At present, a wide variety of animal and plant cells are cultured, and novel cell culture techniques are being developed. Cell culture techniques are conducted for the purpose of elucidation of biochemical phenomena and cell properties, production of useful substances, and other purposes. In addition, inspection of physiological activity or toxicity of artificially synthesized drugs has been attempted with the use of cultured cells.
Some cells (many animal cells, in particular) have adhesion-dependent properties, such that they grow while adhering to other substances. Thus, such cells cannot survive for a long period of time if they are in suspension outside an organism. Culture of such adhesion dependent cells necessitates the use of a support to which cells adhere, and a plastic culture dish that is evenly coated with a cell-adhesive protein, such as collagen or fibronectin, is generally used. Such cell-adhesive protein is known to act on cultured cells, facilitate cell adhesion, and influence cellular configurations.
In order to evaluate functions of cells that survive while adhering to other substances in vivo, accordingly, it is necessary that cells be cultured while adhering to other substances. When cell-to-cell interactions are to be evaluated, it is also preferable that adhered cells be subjected to co-culture and interactions be evaluated. Even though it has been possible for cells to adhere to specific regions that have been selectively made cell-adhesive on a support, it has been difficult to cause two or more types of cells separately adhere to different regions. Accordingly, development of techniques that enable modification of cell adhesiveness under given conditions and regulation of regions to which cells are allowed to adhere or are not allowed to adhere, depending on cell type, has been awaited.

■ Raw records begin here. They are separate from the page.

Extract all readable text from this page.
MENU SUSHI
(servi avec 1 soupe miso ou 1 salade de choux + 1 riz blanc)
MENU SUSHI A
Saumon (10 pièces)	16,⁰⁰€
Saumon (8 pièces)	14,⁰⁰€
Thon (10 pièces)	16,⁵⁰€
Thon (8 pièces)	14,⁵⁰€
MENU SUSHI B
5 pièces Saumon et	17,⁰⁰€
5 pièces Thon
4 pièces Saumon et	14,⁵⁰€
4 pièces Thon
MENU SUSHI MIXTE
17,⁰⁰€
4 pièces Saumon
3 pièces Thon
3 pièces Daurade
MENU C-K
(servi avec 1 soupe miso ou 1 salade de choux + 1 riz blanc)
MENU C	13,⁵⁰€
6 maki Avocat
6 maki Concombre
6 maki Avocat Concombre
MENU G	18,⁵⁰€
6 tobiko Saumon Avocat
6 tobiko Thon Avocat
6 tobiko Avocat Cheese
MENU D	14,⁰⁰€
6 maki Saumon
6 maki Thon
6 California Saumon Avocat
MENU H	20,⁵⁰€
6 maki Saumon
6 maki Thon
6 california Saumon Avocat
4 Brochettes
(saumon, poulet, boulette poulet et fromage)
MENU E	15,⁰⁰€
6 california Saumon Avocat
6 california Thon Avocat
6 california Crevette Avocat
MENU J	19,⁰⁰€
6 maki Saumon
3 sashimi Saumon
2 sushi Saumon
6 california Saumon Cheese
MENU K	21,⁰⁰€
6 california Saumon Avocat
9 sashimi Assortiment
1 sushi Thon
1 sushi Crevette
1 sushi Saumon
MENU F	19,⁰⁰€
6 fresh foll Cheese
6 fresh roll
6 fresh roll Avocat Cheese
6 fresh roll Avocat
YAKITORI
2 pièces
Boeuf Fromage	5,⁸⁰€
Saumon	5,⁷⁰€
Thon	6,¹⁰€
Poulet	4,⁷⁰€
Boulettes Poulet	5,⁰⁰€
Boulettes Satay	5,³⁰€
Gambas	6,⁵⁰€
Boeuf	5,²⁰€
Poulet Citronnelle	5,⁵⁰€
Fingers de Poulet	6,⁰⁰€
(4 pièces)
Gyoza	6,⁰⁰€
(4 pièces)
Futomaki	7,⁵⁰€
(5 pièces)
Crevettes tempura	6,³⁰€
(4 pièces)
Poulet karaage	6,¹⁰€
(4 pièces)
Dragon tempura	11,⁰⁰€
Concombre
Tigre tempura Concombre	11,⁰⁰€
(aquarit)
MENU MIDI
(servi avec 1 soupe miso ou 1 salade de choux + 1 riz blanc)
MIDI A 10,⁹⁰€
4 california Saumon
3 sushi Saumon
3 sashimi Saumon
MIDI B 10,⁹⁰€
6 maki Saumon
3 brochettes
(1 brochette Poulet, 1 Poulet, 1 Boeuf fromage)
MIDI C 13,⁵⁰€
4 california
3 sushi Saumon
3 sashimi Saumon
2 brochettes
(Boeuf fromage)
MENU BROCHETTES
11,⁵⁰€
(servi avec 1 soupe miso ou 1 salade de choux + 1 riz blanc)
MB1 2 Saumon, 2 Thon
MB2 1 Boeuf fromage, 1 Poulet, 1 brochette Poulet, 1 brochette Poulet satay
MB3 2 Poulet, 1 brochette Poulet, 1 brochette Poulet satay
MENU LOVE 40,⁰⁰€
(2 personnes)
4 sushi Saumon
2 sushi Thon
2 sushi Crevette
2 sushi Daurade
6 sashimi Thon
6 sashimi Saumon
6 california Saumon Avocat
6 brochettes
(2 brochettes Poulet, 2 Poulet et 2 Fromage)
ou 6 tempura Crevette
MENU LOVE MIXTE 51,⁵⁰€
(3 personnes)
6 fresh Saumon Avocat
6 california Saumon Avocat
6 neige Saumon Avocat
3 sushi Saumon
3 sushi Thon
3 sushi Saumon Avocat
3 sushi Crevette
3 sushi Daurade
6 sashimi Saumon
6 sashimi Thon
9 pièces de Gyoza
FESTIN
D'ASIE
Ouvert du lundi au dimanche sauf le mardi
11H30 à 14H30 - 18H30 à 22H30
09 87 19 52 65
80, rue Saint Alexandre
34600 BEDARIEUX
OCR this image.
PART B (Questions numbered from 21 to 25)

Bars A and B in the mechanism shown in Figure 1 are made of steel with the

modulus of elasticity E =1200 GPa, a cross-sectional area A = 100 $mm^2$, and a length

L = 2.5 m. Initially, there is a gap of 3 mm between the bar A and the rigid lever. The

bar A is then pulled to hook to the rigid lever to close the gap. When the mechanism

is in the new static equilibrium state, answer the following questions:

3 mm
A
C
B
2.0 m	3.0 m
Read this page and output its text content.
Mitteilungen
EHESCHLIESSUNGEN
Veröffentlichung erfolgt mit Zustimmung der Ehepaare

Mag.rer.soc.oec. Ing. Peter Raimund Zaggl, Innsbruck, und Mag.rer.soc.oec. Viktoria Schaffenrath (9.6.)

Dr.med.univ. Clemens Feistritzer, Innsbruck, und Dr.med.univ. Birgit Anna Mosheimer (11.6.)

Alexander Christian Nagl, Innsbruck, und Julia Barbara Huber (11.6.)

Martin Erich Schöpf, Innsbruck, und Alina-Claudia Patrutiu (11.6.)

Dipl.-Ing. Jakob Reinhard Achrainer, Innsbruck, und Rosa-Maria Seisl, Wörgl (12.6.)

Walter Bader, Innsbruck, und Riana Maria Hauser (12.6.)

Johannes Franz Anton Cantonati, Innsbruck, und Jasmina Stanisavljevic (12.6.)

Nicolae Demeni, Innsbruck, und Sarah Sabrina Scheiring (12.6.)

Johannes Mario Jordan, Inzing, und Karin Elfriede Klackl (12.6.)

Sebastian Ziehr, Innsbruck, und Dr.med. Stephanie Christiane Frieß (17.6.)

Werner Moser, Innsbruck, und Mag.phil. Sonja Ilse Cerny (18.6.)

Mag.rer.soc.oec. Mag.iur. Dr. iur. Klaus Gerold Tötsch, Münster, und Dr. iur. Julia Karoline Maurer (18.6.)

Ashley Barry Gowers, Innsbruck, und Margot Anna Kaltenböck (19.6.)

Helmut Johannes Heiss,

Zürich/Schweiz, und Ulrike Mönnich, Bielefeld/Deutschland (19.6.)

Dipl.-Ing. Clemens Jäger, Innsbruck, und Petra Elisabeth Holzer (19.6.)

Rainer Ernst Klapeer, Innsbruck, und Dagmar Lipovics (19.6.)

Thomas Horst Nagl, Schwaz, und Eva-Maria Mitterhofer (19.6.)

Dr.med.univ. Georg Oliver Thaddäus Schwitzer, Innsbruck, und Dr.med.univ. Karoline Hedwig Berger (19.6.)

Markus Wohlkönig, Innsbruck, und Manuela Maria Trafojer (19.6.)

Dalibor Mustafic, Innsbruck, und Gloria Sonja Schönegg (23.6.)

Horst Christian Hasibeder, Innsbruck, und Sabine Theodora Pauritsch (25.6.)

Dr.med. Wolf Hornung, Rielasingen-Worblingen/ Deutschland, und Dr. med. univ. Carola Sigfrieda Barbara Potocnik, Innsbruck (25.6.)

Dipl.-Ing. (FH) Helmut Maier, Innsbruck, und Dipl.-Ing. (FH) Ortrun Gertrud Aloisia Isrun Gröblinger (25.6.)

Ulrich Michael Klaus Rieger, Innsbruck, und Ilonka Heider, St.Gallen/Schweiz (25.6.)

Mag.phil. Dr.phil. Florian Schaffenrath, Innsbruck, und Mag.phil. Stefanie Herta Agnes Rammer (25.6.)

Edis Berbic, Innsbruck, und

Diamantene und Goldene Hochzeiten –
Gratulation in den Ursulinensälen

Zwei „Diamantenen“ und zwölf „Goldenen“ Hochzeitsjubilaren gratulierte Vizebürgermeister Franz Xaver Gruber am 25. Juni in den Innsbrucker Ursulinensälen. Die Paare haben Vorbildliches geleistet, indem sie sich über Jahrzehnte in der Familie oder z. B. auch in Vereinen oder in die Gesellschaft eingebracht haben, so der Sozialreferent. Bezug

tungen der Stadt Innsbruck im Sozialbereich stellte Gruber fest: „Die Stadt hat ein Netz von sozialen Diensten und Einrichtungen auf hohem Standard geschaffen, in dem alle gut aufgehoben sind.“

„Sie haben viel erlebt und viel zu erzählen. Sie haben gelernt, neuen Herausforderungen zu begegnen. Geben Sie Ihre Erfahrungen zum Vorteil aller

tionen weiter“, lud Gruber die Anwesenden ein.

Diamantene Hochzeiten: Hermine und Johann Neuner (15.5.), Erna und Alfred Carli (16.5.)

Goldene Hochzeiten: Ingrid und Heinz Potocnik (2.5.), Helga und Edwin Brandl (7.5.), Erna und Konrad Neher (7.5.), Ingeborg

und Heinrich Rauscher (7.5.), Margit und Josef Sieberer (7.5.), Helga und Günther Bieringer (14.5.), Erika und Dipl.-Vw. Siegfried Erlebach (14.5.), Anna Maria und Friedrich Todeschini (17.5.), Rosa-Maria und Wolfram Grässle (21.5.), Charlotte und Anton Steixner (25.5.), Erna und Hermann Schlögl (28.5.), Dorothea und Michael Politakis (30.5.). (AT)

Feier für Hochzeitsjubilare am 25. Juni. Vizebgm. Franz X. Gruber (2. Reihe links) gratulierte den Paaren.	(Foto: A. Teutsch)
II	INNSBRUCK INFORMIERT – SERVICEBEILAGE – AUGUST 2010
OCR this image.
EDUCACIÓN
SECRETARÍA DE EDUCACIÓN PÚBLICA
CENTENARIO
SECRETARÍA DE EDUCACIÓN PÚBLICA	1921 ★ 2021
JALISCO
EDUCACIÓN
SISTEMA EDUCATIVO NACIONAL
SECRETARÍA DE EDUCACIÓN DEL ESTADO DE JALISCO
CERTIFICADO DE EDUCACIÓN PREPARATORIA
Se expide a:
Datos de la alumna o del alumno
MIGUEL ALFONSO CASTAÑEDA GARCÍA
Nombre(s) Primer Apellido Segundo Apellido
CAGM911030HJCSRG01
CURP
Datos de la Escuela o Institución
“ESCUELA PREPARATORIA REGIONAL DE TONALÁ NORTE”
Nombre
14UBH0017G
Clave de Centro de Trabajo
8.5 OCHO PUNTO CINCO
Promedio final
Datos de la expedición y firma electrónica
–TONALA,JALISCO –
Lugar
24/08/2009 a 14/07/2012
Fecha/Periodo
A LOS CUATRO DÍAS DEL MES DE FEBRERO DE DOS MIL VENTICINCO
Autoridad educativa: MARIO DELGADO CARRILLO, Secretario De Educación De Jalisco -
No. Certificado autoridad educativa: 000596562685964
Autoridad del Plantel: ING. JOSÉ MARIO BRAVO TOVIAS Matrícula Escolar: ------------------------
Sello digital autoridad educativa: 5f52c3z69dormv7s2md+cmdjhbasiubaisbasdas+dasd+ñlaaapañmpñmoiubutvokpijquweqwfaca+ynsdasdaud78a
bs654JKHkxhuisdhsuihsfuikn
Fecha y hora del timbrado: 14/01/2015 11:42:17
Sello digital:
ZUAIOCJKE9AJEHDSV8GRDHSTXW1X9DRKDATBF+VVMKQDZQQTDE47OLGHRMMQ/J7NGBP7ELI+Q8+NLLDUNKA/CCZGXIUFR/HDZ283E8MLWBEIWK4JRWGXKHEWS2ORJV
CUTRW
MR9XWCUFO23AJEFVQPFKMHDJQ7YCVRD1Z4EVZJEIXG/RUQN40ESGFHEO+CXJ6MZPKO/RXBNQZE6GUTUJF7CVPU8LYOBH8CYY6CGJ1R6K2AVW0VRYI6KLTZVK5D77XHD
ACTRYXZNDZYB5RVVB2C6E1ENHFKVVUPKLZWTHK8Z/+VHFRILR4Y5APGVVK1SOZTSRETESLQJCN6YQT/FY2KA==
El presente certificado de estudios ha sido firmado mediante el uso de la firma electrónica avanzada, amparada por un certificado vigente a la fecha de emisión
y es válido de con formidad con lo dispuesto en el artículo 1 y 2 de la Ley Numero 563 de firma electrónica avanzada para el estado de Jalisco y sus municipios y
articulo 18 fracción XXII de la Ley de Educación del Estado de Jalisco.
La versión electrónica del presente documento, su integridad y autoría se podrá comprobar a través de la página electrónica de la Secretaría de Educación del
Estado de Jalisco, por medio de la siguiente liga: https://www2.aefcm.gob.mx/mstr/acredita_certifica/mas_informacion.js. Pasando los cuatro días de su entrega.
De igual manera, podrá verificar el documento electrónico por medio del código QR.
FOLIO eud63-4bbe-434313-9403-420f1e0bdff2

Non-Patent Document 1 describes that cells that had adhered to specific regions on a substrate that is not patterned and is conductive across its entire surface are released and diffused from such regions upon application of potentials. However, Non-Patent Document 1 does not describe that a conductive region is converted into a cell-adhesive region upon application of potentials. In addition, Non-Patent Document 1 does not describe regulation of regions to which cells are allowed to adhere.
Non-Patent Document 2 describes a method of cell culture comprising forming a non-cell-adhesive membrane on a base material upon which a conductive region and an insulating region are provided, applying an electric potential to a given conductive region to modify the non-cell-adhesive membrane into a cell-adhesive membrane, and allowing cells to adhere selectively to such region.